Datasource pandas_filesystem does not contain "add_directory_csv_asset" as suggested on docs

Hi,

I am following the documentation to read several CSV files in a folder.

import great_expectations as gx
import great_expectations.expectations as gxe
import great_expectations.exceptions as exceptions
from great_expectations.core.expectation_suite import ExpectationSuite
from demo_gym.notebooks.constants import (

    BASE_DIRECTORY,
    DATASOURCE_NAME,
    ASSET_NAME,
    BATCH_DEFINITION_NAME,
    SUITE_NAME,
    VALIDATION_DEFINITION_NAME,

)

context = gx.get_context(mode="file")

data_source = context.data_sources.add_pandas_filesystem(name=DATASOURCE_NAME,base_directory=BASE_DIRECTORY)
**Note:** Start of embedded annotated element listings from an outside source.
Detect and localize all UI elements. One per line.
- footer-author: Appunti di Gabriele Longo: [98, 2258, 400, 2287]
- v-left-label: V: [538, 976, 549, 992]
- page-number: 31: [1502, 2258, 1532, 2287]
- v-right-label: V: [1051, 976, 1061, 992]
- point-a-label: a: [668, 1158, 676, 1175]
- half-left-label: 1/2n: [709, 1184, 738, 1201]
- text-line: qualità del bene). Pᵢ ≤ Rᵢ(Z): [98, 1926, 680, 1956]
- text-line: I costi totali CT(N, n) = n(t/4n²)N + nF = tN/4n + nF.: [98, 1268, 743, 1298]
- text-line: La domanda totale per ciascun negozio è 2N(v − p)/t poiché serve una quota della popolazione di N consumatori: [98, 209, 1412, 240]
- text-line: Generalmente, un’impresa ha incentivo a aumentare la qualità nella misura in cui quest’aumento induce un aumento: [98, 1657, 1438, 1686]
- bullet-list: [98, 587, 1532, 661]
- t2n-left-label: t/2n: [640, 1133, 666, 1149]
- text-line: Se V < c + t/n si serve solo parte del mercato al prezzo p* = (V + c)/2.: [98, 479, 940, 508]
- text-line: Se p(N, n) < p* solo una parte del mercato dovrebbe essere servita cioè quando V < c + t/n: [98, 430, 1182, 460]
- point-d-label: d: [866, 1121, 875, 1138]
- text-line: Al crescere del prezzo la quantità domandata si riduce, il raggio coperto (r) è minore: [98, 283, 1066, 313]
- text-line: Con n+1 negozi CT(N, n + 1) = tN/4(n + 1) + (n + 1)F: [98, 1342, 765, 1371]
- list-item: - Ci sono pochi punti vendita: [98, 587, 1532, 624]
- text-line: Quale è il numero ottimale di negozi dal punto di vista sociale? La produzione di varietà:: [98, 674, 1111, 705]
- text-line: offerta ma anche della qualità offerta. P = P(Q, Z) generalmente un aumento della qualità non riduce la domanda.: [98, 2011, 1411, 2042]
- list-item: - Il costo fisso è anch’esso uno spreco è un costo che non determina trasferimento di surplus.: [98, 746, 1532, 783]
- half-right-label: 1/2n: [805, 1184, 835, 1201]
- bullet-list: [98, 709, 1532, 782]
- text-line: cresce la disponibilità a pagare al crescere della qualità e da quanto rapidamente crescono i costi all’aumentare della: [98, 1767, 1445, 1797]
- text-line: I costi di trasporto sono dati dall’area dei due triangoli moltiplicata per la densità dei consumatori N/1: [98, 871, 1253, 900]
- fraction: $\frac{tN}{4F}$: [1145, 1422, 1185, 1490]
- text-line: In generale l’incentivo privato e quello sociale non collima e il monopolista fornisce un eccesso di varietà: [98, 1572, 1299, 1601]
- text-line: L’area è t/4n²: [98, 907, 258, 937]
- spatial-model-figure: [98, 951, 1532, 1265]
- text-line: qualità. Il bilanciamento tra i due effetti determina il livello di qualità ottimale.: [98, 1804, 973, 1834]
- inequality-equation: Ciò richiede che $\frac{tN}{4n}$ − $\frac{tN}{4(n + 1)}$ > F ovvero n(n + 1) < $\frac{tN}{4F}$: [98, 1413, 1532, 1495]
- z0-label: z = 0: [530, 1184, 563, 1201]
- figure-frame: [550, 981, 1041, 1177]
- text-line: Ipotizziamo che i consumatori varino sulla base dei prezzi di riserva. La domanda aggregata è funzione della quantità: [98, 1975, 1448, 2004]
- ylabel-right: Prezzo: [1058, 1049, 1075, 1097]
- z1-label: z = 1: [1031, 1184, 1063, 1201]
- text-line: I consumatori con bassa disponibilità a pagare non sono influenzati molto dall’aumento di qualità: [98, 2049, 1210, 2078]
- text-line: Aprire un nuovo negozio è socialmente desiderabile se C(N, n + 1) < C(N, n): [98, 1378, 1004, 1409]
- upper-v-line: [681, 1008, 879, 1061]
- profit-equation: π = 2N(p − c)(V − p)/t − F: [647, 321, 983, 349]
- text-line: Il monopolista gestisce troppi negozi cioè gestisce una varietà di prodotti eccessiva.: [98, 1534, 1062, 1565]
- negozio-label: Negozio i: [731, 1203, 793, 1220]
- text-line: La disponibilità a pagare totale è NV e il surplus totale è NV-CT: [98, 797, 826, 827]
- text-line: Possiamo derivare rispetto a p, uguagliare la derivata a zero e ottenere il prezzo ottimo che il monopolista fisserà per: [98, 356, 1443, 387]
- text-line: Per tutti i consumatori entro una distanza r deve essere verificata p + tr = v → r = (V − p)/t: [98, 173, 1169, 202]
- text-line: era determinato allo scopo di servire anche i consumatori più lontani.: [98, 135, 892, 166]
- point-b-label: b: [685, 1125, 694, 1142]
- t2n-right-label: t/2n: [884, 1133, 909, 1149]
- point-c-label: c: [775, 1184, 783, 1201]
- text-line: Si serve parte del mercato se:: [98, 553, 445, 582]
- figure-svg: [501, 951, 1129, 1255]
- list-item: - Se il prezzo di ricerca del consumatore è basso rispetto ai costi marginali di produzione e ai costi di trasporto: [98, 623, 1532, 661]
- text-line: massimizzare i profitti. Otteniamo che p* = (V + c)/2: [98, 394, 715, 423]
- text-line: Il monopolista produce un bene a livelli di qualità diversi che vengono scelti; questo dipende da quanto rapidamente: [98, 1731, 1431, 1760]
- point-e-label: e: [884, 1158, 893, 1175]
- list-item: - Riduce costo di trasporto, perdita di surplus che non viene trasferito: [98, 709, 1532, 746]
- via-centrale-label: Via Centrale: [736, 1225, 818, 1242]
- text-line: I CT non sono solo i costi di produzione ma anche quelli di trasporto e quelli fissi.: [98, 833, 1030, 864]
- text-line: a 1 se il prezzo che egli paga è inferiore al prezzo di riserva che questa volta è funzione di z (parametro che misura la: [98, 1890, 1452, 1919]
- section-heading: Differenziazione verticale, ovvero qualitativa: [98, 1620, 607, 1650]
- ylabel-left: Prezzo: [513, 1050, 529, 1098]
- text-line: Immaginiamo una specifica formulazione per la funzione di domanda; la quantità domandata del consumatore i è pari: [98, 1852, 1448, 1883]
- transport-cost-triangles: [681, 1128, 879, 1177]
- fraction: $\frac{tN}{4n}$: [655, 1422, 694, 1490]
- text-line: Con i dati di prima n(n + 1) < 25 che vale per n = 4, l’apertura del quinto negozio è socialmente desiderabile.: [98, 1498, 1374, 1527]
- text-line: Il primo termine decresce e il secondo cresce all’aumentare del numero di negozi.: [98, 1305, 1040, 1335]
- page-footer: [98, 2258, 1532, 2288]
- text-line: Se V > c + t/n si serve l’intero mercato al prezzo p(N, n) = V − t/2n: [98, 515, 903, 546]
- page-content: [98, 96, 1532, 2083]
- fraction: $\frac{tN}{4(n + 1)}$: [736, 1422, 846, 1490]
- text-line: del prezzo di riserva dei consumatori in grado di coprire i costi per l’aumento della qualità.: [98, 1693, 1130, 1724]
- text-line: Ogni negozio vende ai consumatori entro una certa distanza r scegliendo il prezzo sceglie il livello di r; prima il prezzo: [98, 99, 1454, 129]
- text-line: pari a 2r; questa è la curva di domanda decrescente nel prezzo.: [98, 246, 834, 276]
Then in the data_source object, I don’t have the add_directory_csv_asset as suggested in the documentation.

I ran print(dir(data_source)) and did not show the option “add_directory_csv_asset”.

Since I could not find the method for the directory, I was not able to find the method add_batch_definition_whole_directory as well.

My second option:

I´ve tested with the add_csv_asset providing the param glob_directive, for instance:

directory_csv_asset = data_source.add_csv_asset(ASSET_NAME,glob_directive="*.csv")

however, it still reads just the last CSV file in my BASE_DIRECTORY.

My environment:
Local
Python 3.11.9
Great Expectations 1.0.2


Hi there,

It seems like you’re running into an issue because pandas Filesystem Data Sources do not support Directory Data Assets. This is actually mentioned in the documentation, but I agree—it could be highlighted more. The relevant part states:

“Spark Filesystem Data Sources support Directory Data Assets for all supported Filesystem environments. However, pandas Filesystem Data Sources do not support Directory Data Assets at all.”

For your case, since you are using the Pandas Filesystem Data Source, I recommend using the glob_directive or a batching_regex to capture multiple files.

1 Like

Hey @adeola indeed I overlooked this information.
Many thanks for your reply.

Cheers,